Очень правильно говорил он, этот молодой человек (путиловец был совсем молодой, лицо — яблочко круглое, с румянцем, а ресницы соломенные): «Освобожденному рабочему классу всякие заводы поставить под силу, не ходить на поклон к технарям американским да голландским...»
Собрание ревело неистово в знак одобрения таких слов. Еще бы! Вот тебе и молодой. Молодой, да ранний.
В комнате у Афанасия над столом на стене прикноплена выписка из газеты «Правда» — главная установка текущего политического момента: «Обеспечить повсеместную диктатуру городского и сельского пролетариата и беднейшего крестьянства в виде мощной Всероссийской советской власти».
Заметив эту выписку на стене, тот путиловец очень обрадовался, почти по-детски: «Во, во, как раз! Таким построим наше государство. Марксистская теория».

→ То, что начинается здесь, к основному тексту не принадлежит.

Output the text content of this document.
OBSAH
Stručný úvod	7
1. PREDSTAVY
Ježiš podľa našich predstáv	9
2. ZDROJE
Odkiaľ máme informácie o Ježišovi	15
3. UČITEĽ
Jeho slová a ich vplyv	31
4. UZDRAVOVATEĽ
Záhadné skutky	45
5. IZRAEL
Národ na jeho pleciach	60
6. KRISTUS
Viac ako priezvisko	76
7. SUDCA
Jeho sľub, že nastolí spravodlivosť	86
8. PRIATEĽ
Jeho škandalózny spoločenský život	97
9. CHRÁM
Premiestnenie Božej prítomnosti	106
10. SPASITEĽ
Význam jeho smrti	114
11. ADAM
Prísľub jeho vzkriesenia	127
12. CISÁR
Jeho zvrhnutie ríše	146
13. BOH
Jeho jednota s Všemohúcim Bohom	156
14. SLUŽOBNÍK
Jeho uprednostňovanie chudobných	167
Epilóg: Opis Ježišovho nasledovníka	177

Афанасий достал из стола брошюрку, нашел то место, где была напечатана другая, не менее четкая и не менее жесткая, а может, и более жесткая (да, да, может, и более), установка: «Наша прямая задача: водворение социализма, при котором не будет ни деления на классы, ни государственной власти».
Явная неувязка между установками. Это-то как раз и смущало Афанасия. Строить государственную власть, чтобы потом ее самим же и разрушить?
Оказалось, путиловец при всей своей молодости знает корень данного вопроса.
«Все верно, — отвечал он. — Сначала построим. А потом и разрушим сами же. В интересах справедливой жизни».
«И через сколько времени это наступит, такая необходимость-то, чтобы снова ломать?» — спросил присутствовавший при разговоре технорук Стрижелов.
Путиловец поднял соломенные ресницы к свету лампы, подумал и, посчитав в уме, отвечал: «Пожалуй, лет семь-восемь, не меньше. Ну, если с натяжкой, то десять».
Афанасий тоже подумал, согласился. Да, пожалуй, никак не меньше. Лет семь-восемь. Стрижелов еще посидел, покряхтел и вышел из комнаты. Видно было: он чего-то не разделял. Ну, он же чистый технарь, политика ему как зайцу пятая нога.
Афанасий все чаще вспоминал покойного отца. Вот так получается. При жизни пренебрегал стариком, а теперь впору к нему за советами. Да, старик, избираемый много лет сельским старостой, ничего не хотевший принимать ни в новой городской промышленной жизни вообще, ни в жизни пролетариев в частности, как выявилось, нужен был сейчас, ох как нужен. Смущался Афанасий. Представлял он, а вернее, не мог никак представить степени стариковского раздражения от того вопроса, что касается диктатуры беднейшего крестьянства.
«Да это же черт знает что! — зашумел бы отец в крайнем гневе. — Кощунствуете! Чтобы крестьянин, хозяин на земле, пошел в работники, в прислужки к ленивому, у которого на земле, в загоне шиш да кукиш из бурьяна растут!»
«Диктатура — это еще не равнозначно тому, чтобы в работниках быть, — отвечал Афанасий отцу. — Диктатура — это значит...»
Говоря откровенно, Афанасий и сам тут много недопонимал, ой недопонимал. Не только что беднейшего крестьянства, а и пролетариата диктатуру не совсем понимал.
Диктатура значит что? Диктат. Диктат значит что? Нажим. Нажим значит: дави. Ударяй. Молот и наковальня. Так, ясно. Кого давить? Кого молотом? Ну, тоже ясно, недобитых буржуев, кровососов эксплуататоров. А кого еще? Дальше-то и неясно. Кого-то ведь и еще! В ленинской установке недоговаривается.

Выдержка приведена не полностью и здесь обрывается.